Here's a more researched account of 19th century German immigration to the Hebbville area. There were actually two waves of German immigration, one starting in 1816, and then a "full tide" in the years 1850-1861. The first Sauters in the area, Christian and Barbara, moved to their farm on Windsor Mill Road in 1822. The deed was in German. It's labeled on the 1857 map above as "Mrs. Sauter". The map also shows the properties of their two sons, Christian, Jr., and Julius. In both of those cases, "Sauter" is misspelled, but it's definitely us.
The map, and this history, comes from "Woodlawn, Franklintown and Hebbville; Three Communities--Two Centuries" by The Woodlawn History Committee (Mike Drass, et al), 1977. An excellent job! It also includes an 1850 map and an 1863 military map showing Sauters.
Our family attended the same Emmart's Methodist Church shown on the NW corner of Dogwood and Rolling Roads. It was built in 1855. Back then, it had a slave gallery. Sauters were not among the few slaveholders in the area.
There were no Civil War battles in the area, but there is a claim that Union Woods got its name after "Union troops chased Confederates out of the woods from which they had been raiding local farms for three days."

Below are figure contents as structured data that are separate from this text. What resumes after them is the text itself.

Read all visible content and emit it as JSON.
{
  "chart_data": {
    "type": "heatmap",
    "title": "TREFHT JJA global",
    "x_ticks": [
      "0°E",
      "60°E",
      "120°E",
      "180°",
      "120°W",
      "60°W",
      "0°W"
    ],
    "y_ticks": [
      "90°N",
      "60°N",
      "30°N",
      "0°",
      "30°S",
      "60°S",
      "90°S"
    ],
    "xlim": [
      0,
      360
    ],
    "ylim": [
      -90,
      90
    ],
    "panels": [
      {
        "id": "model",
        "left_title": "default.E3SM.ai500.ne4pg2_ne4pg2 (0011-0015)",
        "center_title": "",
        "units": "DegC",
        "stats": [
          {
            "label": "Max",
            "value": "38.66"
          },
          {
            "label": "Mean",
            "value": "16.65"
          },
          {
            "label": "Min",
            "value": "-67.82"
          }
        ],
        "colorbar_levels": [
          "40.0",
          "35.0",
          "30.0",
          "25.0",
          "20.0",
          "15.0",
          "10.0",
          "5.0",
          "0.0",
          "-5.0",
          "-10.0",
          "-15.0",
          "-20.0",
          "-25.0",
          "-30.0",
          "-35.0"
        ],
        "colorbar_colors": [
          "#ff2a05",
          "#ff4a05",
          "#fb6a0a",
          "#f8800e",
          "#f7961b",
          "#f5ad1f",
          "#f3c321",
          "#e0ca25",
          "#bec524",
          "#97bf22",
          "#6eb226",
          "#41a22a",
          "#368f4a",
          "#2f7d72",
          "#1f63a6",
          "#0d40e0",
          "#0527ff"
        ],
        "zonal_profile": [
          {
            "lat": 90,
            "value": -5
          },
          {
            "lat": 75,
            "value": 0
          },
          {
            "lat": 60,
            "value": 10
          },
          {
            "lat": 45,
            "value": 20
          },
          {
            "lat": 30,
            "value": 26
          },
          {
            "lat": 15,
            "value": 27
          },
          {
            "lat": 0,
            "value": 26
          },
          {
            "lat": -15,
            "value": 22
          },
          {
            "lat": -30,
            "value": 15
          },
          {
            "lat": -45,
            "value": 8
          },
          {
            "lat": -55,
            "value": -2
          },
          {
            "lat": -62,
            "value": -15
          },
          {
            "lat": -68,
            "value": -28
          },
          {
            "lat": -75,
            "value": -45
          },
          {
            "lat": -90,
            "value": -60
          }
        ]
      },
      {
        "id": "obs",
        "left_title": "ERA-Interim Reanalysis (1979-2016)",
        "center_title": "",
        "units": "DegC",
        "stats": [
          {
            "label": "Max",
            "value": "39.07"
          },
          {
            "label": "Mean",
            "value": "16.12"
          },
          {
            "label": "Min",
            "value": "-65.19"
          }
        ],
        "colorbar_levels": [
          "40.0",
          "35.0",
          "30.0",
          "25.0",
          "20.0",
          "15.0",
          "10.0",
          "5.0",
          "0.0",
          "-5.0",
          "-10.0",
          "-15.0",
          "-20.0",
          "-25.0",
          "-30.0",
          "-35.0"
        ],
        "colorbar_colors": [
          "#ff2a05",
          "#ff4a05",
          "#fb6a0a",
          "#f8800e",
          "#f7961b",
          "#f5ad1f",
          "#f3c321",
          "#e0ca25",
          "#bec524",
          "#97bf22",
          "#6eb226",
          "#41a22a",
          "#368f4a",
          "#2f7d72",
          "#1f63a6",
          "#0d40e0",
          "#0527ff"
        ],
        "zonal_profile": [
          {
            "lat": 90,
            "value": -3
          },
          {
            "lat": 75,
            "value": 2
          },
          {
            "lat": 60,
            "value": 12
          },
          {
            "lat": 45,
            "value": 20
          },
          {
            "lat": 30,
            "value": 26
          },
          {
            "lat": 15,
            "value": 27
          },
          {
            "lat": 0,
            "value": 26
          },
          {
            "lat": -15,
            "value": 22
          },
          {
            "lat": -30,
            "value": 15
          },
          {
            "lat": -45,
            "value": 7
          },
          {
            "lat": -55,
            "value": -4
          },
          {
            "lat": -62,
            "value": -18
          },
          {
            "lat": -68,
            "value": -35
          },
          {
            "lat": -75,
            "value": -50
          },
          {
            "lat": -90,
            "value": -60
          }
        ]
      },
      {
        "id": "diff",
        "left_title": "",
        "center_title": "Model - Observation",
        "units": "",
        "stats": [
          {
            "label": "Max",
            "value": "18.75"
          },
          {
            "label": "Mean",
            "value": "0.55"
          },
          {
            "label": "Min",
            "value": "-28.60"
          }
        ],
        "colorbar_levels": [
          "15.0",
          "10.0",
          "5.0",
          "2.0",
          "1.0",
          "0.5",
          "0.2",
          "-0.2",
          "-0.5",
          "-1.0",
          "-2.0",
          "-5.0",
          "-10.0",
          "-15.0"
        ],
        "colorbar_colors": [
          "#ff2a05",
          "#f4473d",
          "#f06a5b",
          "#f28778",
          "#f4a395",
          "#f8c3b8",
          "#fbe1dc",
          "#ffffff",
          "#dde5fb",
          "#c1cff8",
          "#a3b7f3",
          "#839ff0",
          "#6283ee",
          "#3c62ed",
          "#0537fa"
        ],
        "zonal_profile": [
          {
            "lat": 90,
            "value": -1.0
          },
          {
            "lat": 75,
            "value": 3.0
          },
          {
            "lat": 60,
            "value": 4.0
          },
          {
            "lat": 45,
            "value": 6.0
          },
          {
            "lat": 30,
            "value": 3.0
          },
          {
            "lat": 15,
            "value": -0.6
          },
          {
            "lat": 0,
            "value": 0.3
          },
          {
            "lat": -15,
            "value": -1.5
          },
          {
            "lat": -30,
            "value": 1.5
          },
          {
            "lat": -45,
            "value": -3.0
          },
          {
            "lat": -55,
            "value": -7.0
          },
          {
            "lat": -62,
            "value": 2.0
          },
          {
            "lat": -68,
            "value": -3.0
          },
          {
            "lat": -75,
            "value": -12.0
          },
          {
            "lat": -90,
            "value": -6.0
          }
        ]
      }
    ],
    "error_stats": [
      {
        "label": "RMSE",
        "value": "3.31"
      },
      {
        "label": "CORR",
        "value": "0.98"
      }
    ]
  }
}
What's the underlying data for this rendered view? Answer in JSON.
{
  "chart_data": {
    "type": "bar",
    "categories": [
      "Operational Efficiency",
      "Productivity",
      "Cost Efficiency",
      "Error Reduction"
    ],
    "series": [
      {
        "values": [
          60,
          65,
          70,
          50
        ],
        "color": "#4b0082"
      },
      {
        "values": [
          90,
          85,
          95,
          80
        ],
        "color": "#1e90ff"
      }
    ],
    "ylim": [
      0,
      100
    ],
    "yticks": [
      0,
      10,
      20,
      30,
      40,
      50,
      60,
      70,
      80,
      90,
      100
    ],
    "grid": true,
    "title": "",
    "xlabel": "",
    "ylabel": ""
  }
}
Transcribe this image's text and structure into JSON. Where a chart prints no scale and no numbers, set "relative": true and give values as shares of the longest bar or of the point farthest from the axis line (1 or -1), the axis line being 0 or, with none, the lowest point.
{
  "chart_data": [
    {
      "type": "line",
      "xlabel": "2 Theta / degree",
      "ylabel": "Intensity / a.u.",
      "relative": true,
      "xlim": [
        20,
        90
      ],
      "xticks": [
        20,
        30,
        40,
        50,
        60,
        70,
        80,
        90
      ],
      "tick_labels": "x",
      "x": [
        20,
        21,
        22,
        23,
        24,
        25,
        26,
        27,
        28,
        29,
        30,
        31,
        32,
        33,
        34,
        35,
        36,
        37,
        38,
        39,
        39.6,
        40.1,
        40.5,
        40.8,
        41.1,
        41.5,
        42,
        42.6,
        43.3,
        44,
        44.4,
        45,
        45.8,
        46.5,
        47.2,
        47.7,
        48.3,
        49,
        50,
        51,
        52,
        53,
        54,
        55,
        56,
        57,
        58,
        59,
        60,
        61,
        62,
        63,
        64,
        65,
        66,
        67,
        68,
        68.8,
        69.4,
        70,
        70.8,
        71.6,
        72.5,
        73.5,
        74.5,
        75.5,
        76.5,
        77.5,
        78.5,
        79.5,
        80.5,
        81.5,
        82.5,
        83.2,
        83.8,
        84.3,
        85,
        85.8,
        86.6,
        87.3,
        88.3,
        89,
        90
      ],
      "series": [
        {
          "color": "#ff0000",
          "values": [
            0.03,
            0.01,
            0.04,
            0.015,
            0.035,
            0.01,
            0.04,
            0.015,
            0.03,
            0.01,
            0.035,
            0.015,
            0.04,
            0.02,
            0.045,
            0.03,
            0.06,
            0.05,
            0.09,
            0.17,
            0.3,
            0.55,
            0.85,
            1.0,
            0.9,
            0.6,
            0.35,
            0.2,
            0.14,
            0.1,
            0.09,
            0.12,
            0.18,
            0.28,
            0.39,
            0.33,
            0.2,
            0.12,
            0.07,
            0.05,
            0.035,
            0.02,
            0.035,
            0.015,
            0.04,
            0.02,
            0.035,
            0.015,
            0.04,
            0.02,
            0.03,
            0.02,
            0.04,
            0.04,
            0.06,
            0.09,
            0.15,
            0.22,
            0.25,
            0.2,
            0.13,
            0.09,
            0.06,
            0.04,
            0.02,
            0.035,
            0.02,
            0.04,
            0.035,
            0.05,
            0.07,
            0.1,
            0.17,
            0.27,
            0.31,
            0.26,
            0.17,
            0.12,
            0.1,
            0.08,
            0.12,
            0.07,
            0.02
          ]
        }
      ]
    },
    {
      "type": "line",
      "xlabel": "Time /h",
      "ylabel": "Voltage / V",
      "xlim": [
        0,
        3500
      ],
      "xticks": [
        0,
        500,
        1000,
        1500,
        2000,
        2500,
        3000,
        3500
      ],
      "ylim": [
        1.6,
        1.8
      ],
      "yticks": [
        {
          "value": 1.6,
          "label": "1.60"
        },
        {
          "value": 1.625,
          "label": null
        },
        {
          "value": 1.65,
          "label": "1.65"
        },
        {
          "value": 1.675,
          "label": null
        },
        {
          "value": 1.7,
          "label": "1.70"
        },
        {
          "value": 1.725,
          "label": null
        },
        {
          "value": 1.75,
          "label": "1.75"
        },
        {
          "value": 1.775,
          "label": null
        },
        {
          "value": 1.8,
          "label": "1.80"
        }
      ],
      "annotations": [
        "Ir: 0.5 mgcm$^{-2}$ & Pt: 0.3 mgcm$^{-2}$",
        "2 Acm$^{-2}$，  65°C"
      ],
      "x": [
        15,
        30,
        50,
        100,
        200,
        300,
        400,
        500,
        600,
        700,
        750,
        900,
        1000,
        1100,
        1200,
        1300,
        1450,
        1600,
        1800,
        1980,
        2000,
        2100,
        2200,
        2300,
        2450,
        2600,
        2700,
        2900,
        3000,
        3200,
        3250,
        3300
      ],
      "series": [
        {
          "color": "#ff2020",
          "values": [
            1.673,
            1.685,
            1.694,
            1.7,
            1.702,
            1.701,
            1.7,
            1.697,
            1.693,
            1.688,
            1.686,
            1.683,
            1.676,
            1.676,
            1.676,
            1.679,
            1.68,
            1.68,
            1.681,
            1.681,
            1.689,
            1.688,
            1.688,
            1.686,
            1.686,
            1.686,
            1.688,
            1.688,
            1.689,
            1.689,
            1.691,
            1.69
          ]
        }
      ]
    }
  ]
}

You may not have heard of Woodlawn, Baltimore County, Maryland, but Woodlawn has heard of you. The Social Security Administration, which is the largest government agency outside of the D.C. area, set up its operation in Woodlawn in the early 1960s.
As far as I know, Ben's Run, seen in the upper left of the map, is no relation.
Helpful keywords not in the main text: pennsylvania dutch; smearcase.